Besides, Pwajok stated that NAMA had trained at least 36 Air Traffic Controller Officers (ATCOs) in various courses and countries in the last six months.
The breakdown of the training indicated that 16 controllers were trained in Basic Procedure Design and Airspace Planning in Cairo, Egypt in the first quarter of 2022, while an additional 12 were trained in Nairobi, Kenya in Search and Rescue Mission Operation within the same period.
Also, eight ATCOs traveled to the Czech Republic for the Multilateration (MLAT) operational training in the first quarter of 2022.

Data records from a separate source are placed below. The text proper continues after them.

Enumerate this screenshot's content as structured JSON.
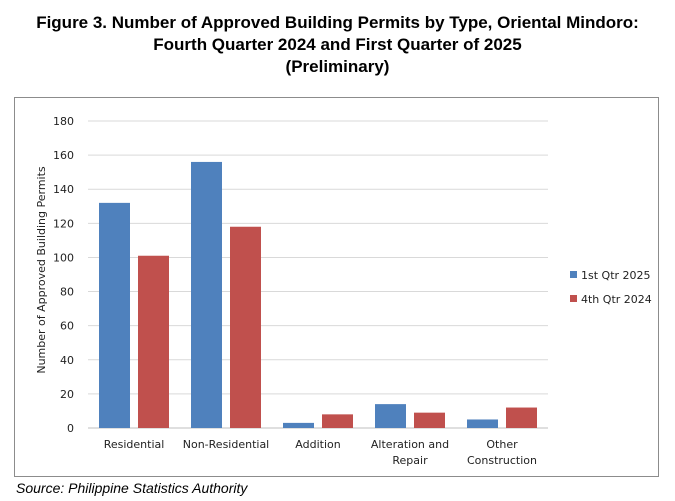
{
  "figure": {
    "title_lines": [
      "Figure 3. Number of Approved Building Permits by Type, Oriental Mindoro:",
      "Fourth Quarter 2024 and First Quarter of 2025",
      "(Preliminary)"
    ],
    "source": "Source: Philippine Statistics Authority"
  },
  "chart_data": {
    "type": "bar",
    "categories": [
      [
        "Residential"
      ],
      [
        "Non-Residential"
      ],
      [
        "Addition"
      ],
      [
        "Alteration and",
        "Repair"
      ],
      [
        "Other",
        "Construction"
      ]
    ],
    "series": [
      {
        "name": "1st Qtr 2025",
        "color": "#4f81bd",
        "values": [
          132,
          156,
          3,
          14,
          5
        ]
      },
      {
        "name": "4th Qtr 2024",
        "color": "#c0504d",
        "values": [
          101,
          118,
          8,
          9,
          12
        ]
      }
    ],
    "ylabel": "Number of Approved Building Permits",
    "ylim": [
      0,
      180
    ],
    "yticks": [
      0,
      20,
      40,
      60,
      80,
      100,
      120,
      140,
      160,
      180
    ],
    "grid": true,
    "legend_position": "right"
  }
}
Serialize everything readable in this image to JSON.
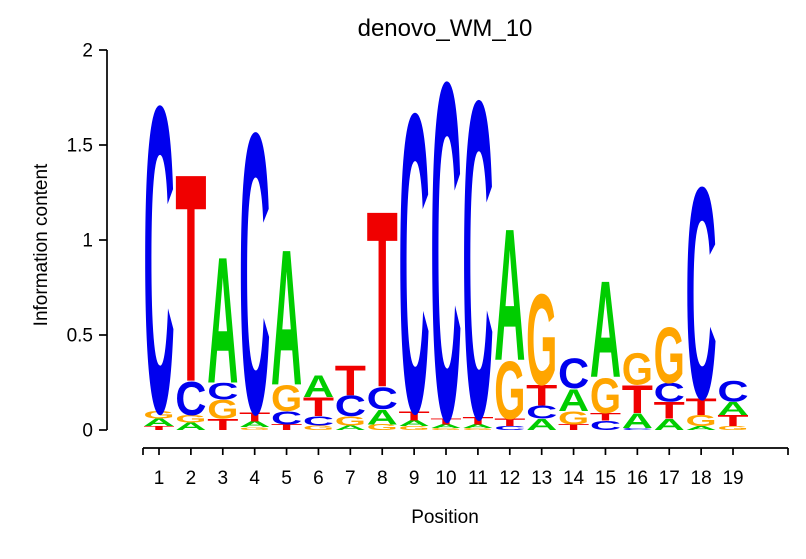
{
  "title": "denovo_WM_10",
  "chart_data": {
    "type": "sequence-logo",
    "title": "denovo_WM_10",
    "xlabel": "Position",
    "ylabel": "Information content",
    "ylim": [
      0,
      2
    ],
    "yticks": [
      0,
      0.5,
      1,
      1.5,
      2
    ],
    "ytick_labels": [
      "0",
      "0.5",
      "1",
      "1.5",
      "2"
    ],
    "xtick_labels": [
      "1",
      "2",
      "3",
      "4",
      "5",
      "6",
      "7",
      "8",
      "9",
      "10",
      "11",
      "12",
      "13",
      "14",
      "15",
      "16",
      "17",
      "18",
      "19"
    ],
    "grid": false,
    "legend": "none",
    "axis_color": "#000000",
    "letter_colors": {
      "A": "#00CD00",
      "C": "#0000EE",
      "G": "#FFA500",
      "T": "#F00000"
    },
    "units": "bits",
    "stacks": [
      {
        "position": 1,
        "letters": [
          [
            "C",
            1.65
          ],
          [
            "G",
            0.04
          ],
          [
            "A",
            0.04
          ],
          [
            "T",
            0.02
          ]
        ]
      },
      {
        "position": 2,
        "letters": [
          [
            "T",
            1.12
          ],
          [
            "C",
            0.18
          ],
          [
            "G",
            0.04
          ],
          [
            "A",
            0.04
          ]
        ]
      },
      {
        "position": 3,
        "letters": [
          [
            "A",
            0.68
          ],
          [
            "C",
            0.09
          ],
          [
            "G",
            0.1
          ],
          [
            "T",
            0.06
          ]
        ]
      },
      {
        "position": 4,
        "letters": [
          [
            "C",
            1.51
          ],
          [
            "T",
            0.05
          ],
          [
            "A",
            0.03
          ],
          [
            "G",
            0.015
          ]
        ]
      },
      {
        "position": 5,
        "letters": [
          [
            "A",
            0.73
          ],
          [
            "G",
            0.14
          ],
          [
            "C",
            0.07
          ],
          [
            "T",
            0.03
          ]
        ]
      },
      {
        "position": 6,
        "letters": [
          [
            "A",
            0.12
          ],
          [
            "T",
            0.1
          ],
          [
            "C",
            0.05
          ],
          [
            "G",
            0.025
          ]
        ]
      },
      {
        "position": 7,
        "letters": [
          [
            "T",
            0.16
          ],
          [
            "C",
            0.11
          ],
          [
            "G",
            0.05
          ],
          [
            "A",
            0.025
          ]
        ]
      },
      {
        "position": 8,
        "letters": [
          [
            "T",
            0.95
          ],
          [
            "C",
            0.12
          ],
          [
            "A",
            0.08
          ],
          [
            "G",
            0.03
          ]
        ]
      },
      {
        "position": 9,
        "letters": [
          [
            "C",
            1.61
          ],
          [
            "T",
            0.05
          ],
          [
            "A",
            0.03
          ],
          [
            "G",
            0.02
          ]
        ]
      },
      {
        "position": 10,
        "letters": [
          [
            "C",
            1.82
          ],
          [
            "T",
            0.03
          ],
          [
            "A",
            0.02
          ],
          [
            "G",
            0.01
          ]
        ]
      },
      {
        "position": 11,
        "letters": [
          [
            "C",
            1.71
          ],
          [
            "T",
            0.04
          ],
          [
            "A",
            0.02
          ],
          [
            "G",
            0.01
          ]
        ]
      },
      {
        "position": 12,
        "letters": [
          [
            "A",
            0.71
          ],
          [
            "G",
            0.31
          ],
          [
            "T",
            0.04
          ],
          [
            "C",
            0.02
          ]
        ]
      },
      {
        "position": 13,
        "letters": [
          [
            "G",
            0.49
          ],
          [
            "T",
            0.11
          ],
          [
            "C",
            0.07
          ],
          [
            "A",
            0.06
          ]
        ]
      },
      {
        "position": 14,
        "letters": [
          [
            "C",
            0.16
          ],
          [
            "A",
            0.12
          ],
          [
            "G",
            0.07
          ],
          [
            "T",
            0.03
          ]
        ]
      },
      {
        "position": 15,
        "letters": [
          [
            "A",
            0.52
          ],
          [
            "G",
            0.19
          ],
          [
            "T",
            0.04
          ],
          [
            "C",
            0.05
          ]
        ]
      },
      {
        "position": 16,
        "letters": [
          [
            "G",
            0.17
          ],
          [
            "T",
            0.15
          ],
          [
            "A",
            0.08
          ],
          [
            "C",
            0.01
          ]
        ]
      },
      {
        "position": 17,
        "letters": [
          [
            "G",
            0.3
          ],
          [
            "C",
            0.1
          ],
          [
            "T",
            0.09
          ],
          [
            "A",
            0.06
          ]
        ]
      },
      {
        "position": 18,
        "letters": [
          [
            "C",
            1.14
          ],
          [
            "T",
            0.09
          ],
          [
            "G",
            0.06
          ],
          [
            "A",
            0.02
          ]
        ]
      },
      {
        "position": 19,
        "letters": [
          [
            "C",
            0.11
          ],
          [
            "A",
            0.07
          ],
          [
            "T",
            0.06
          ],
          [
            "G",
            0.02
          ]
        ]
      }
    ]
  }
}
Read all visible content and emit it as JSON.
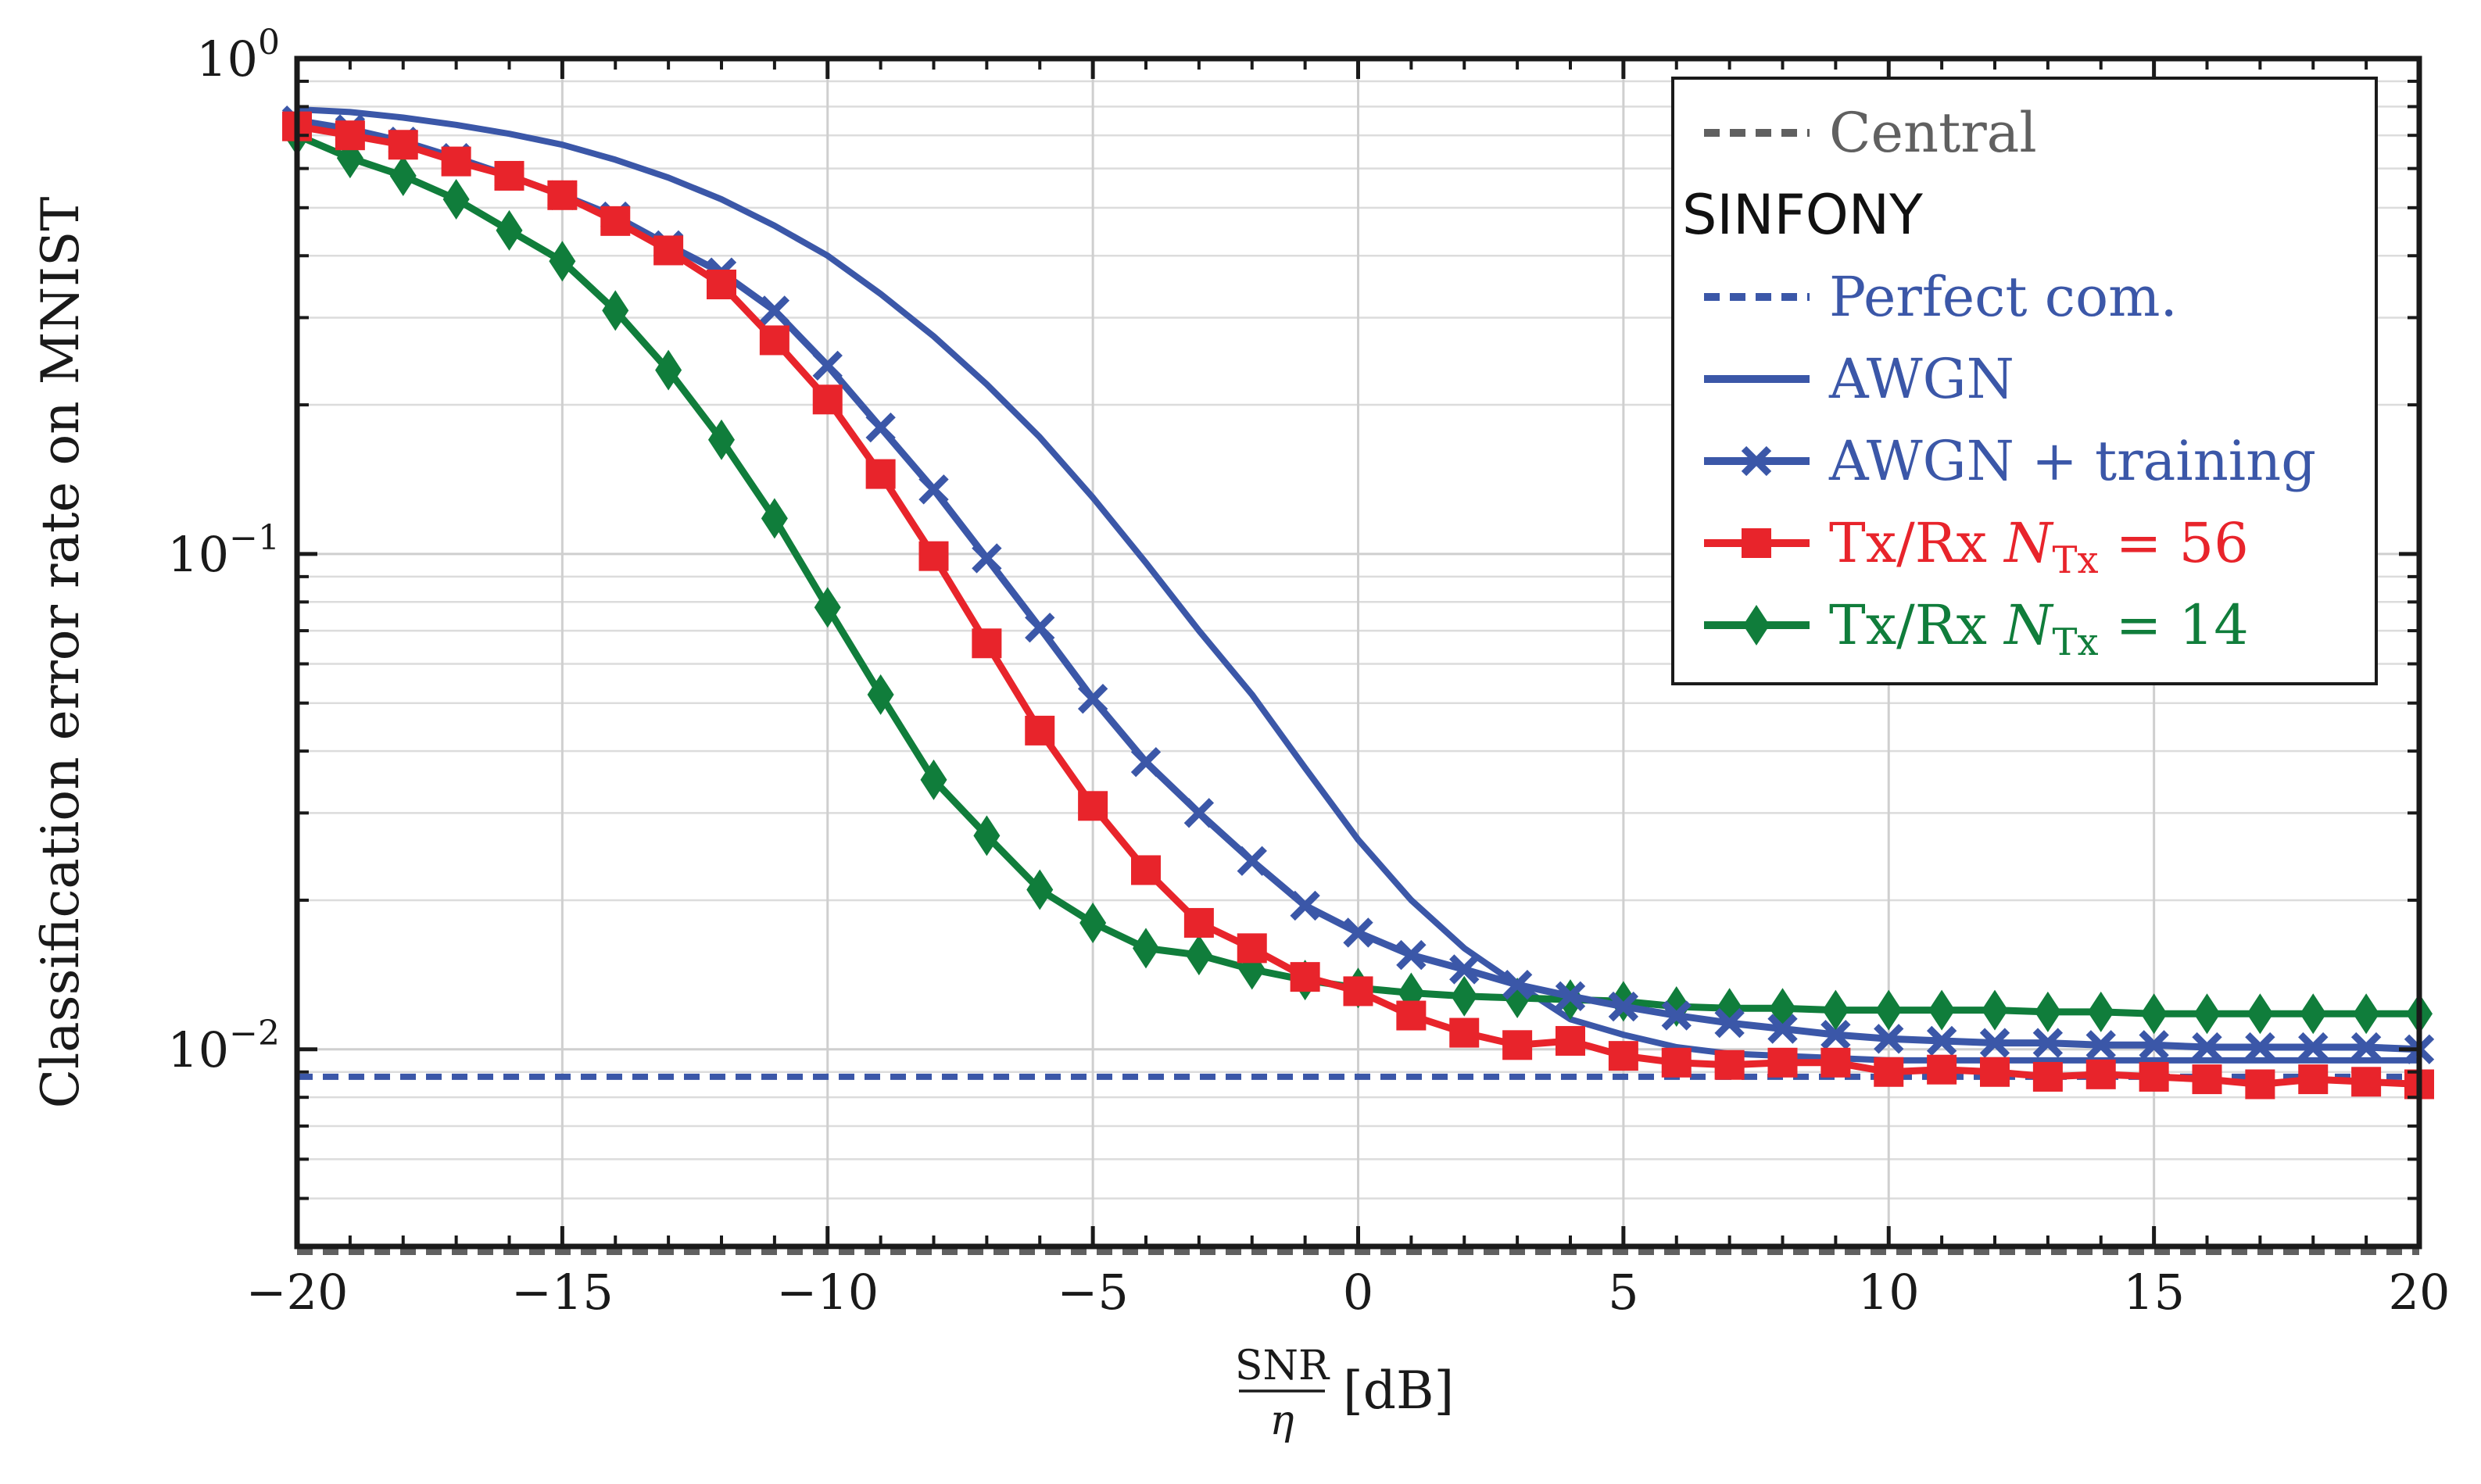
{
  "chart_data": {
    "type": "line",
    "xlabel_fraction": {
      "numerator": "SNR",
      "denominator": "η"
    },
    "xlabel_unit": "[dB]",
    "ylabel": "Classification error rate on MNIST",
    "xlim": [
      -20,
      20
    ],
    "ylim": [
      0.004,
      1
    ],
    "yscale": "log",
    "grid": true,
    "legend_position": "top-right",
    "x_ticks": [
      {
        "value": -20,
        "label": "−20"
      },
      {
        "value": -15,
        "label": "−15"
      },
      {
        "value": -10,
        "label": "−10"
      },
      {
        "value": -5,
        "label": "−5"
      },
      {
        "value": 0,
        "label": "0"
      },
      {
        "value": 5,
        "label": "5"
      },
      {
        "value": 10,
        "label": "10"
      },
      {
        "value": 15,
        "label": "15"
      },
      {
        "value": 20,
        "label": "20"
      }
    ],
    "y_ticks": [
      {
        "value": 1,
        "base": "10",
        "exp": "0"
      },
      {
        "value": 0.1,
        "base": "10",
        "exp": "−1"
      },
      {
        "value": 0.01,
        "base": "10",
        "exp": "−2"
      }
    ],
    "legend_title": "SINFONY",
    "series": [
      {
        "name": "Central",
        "legend": {
          "text": "Central"
        },
        "color": "#606060",
        "style": "dashed",
        "marker": "none",
        "x": [
          -20,
          20
        ],
        "y": [
          0.0039,
          0.0039
        ]
      },
      {
        "name": "Perfect com.",
        "legend": {
          "text": "Perfect com."
        },
        "color": "#3b57a8",
        "style": "dashed",
        "marker": "none",
        "x": [
          -20,
          20
        ],
        "y": [
          0.0088,
          0.0088
        ]
      },
      {
        "name": "AWGN",
        "legend": {
          "text": "AWGN"
        },
        "color": "#3b57a8",
        "style": "solid",
        "marker": "none",
        "x": [
          -20,
          -19,
          -18,
          -17,
          -16,
          -15,
          -14,
          -13,
          -12,
          -11,
          -10,
          -9,
          -8,
          -7,
          -6,
          -5,
          -4,
          -3,
          -2,
          -1,
          0,
          1,
          2,
          3,
          4,
          5,
          6,
          7,
          8,
          9,
          10,
          11,
          12,
          13,
          14,
          15,
          16,
          17,
          18,
          19,
          20
        ],
        "y": [
          0.79,
          0.78,
          0.76,
          0.735,
          0.705,
          0.67,
          0.625,
          0.575,
          0.52,
          0.46,
          0.4,
          0.335,
          0.275,
          0.22,
          0.172,
          0.13,
          0.096,
          0.07,
          0.052,
          0.037,
          0.0265,
          0.02,
          0.016,
          0.0135,
          0.0115,
          0.0107,
          0.0101,
          0.0098,
          0.0097,
          0.0096,
          0.0095,
          0.0095,
          0.0095,
          0.0095,
          0.0095,
          0.0095,
          0.0095,
          0.0095,
          0.0095,
          0.0095,
          0.0095
        ]
      },
      {
        "name": "AWGN + training",
        "legend": {
          "text": "AWGN + training"
        },
        "color": "#3b57a8",
        "style": "solid",
        "marker": "x",
        "x": [
          -20,
          -19,
          -18,
          -17,
          -16,
          -15,
          -14,
          -13,
          -12,
          -11,
          -10,
          -9,
          -8,
          -7,
          -6,
          -5,
          -4,
          -3,
          -2,
          -1,
          0,
          1,
          2,
          3,
          4,
          5,
          6,
          7,
          8,
          9,
          10,
          11,
          12,
          13,
          14,
          15,
          16,
          17,
          18,
          19,
          20
        ],
        "y": [
          0.75,
          0.72,
          0.68,
          0.63,
          0.58,
          0.53,
          0.48,
          0.42,
          0.37,
          0.31,
          0.24,
          0.18,
          0.135,
          0.098,
          0.071,
          0.051,
          0.038,
          0.03,
          0.024,
          0.0195,
          0.0172,
          0.0155,
          0.0145,
          0.0135,
          0.0128,
          0.0122,
          0.0117,
          0.0113,
          0.011,
          0.0107,
          0.0105,
          0.0104,
          0.0103,
          0.0103,
          0.0102,
          0.0102,
          0.0101,
          0.0101,
          0.0101,
          0.0101,
          0.01
        ]
      },
      {
        "name": "Tx/Rx N_Tx = 56",
        "legend": {
          "prefix": "Tx/Rx ",
          "var": "N",
          "sub": "Tx",
          "suffix": " = 56"
        },
        "color": "#e8242b",
        "style": "solid",
        "marker": "square",
        "x": [
          -20,
          -19,
          -18,
          -17,
          -16,
          -15,
          -14,
          -13,
          -12,
          -11,
          -10,
          -9,
          -8,
          -7,
          -6,
          -5,
          -4,
          -3,
          -2,
          -1,
          0,
          1,
          2,
          3,
          4,
          5,
          6,
          7,
          8,
          9,
          10,
          11,
          12,
          13,
          14,
          15,
          16,
          17,
          18,
          19,
          20
        ],
        "y": [
          0.73,
          0.7,
          0.67,
          0.62,
          0.58,
          0.53,
          0.47,
          0.41,
          0.35,
          0.27,
          0.205,
          0.145,
          0.099,
          0.066,
          0.044,
          0.031,
          0.023,
          0.018,
          0.016,
          0.014,
          0.0131,
          0.0117,
          0.0108,
          0.0102,
          0.0104,
          0.0097,
          0.0094,
          0.0093,
          0.0094,
          0.0094,
          0.009,
          0.0091,
          0.009,
          0.0088,
          0.0089,
          0.0088,
          0.0087,
          0.0085,
          0.0087,
          0.0086,
          0.0085
        ]
      },
      {
        "name": "Tx/Rx N_Tx = 14",
        "legend": {
          "prefix": "Tx/Rx ",
          "var": "N",
          "sub": "Tx",
          "suffix": " = 14"
        },
        "color": "#107d3b",
        "style": "solid",
        "marker": "diamond",
        "x": [
          -20,
          -19,
          -18,
          -17,
          -16,
          -15,
          -14,
          -13,
          -12,
          -11,
          -10,
          -9,
          -8,
          -7,
          -6,
          -5,
          -4,
          -3,
          -2,
          -1,
          0,
          1,
          2,
          3,
          4,
          5,
          6,
          7,
          8,
          9,
          10,
          11,
          12,
          13,
          14,
          15,
          16,
          17,
          18,
          19,
          20
        ],
        "y": [
          0.7,
          0.63,
          0.58,
          0.52,
          0.45,
          0.39,
          0.31,
          0.235,
          0.17,
          0.118,
          0.078,
          0.052,
          0.035,
          0.027,
          0.021,
          0.018,
          0.016,
          0.0155,
          0.0145,
          0.0138,
          0.0133,
          0.013,
          0.0128,
          0.0127,
          0.0126,
          0.0125,
          0.0122,
          0.0121,
          0.0121,
          0.012,
          0.012,
          0.012,
          0.012,
          0.0119,
          0.0119,
          0.0118,
          0.0118,
          0.0118,
          0.0118,
          0.0118,
          0.0118
        ]
      }
    ]
  }
}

Pwajok added that as part of the requirements for the development of capacity for the production of maps and charts including Visual Flight Rules (VFR) charts, some of the agencies just returned from Cairo for training.
He stated that these were tailored towards achieving seamless conduct of the International Civil Aviation Organisation (ICAO) Universal Oversight Audit Programme (USOAP) for the country.
According to Pwajok, NAMA had also trained 16 ATCOS in Phase Two of the Controller Pilot Data Link Communications (CPDLC) in Paris, France, while an additional 20 are slated for training in Cairo in the next two months.
He also said that an additional 12 controllers were set to undergo the Search and Rescue Mission Coordinators’ Training course in Nairobi, Kenya before the end of the year.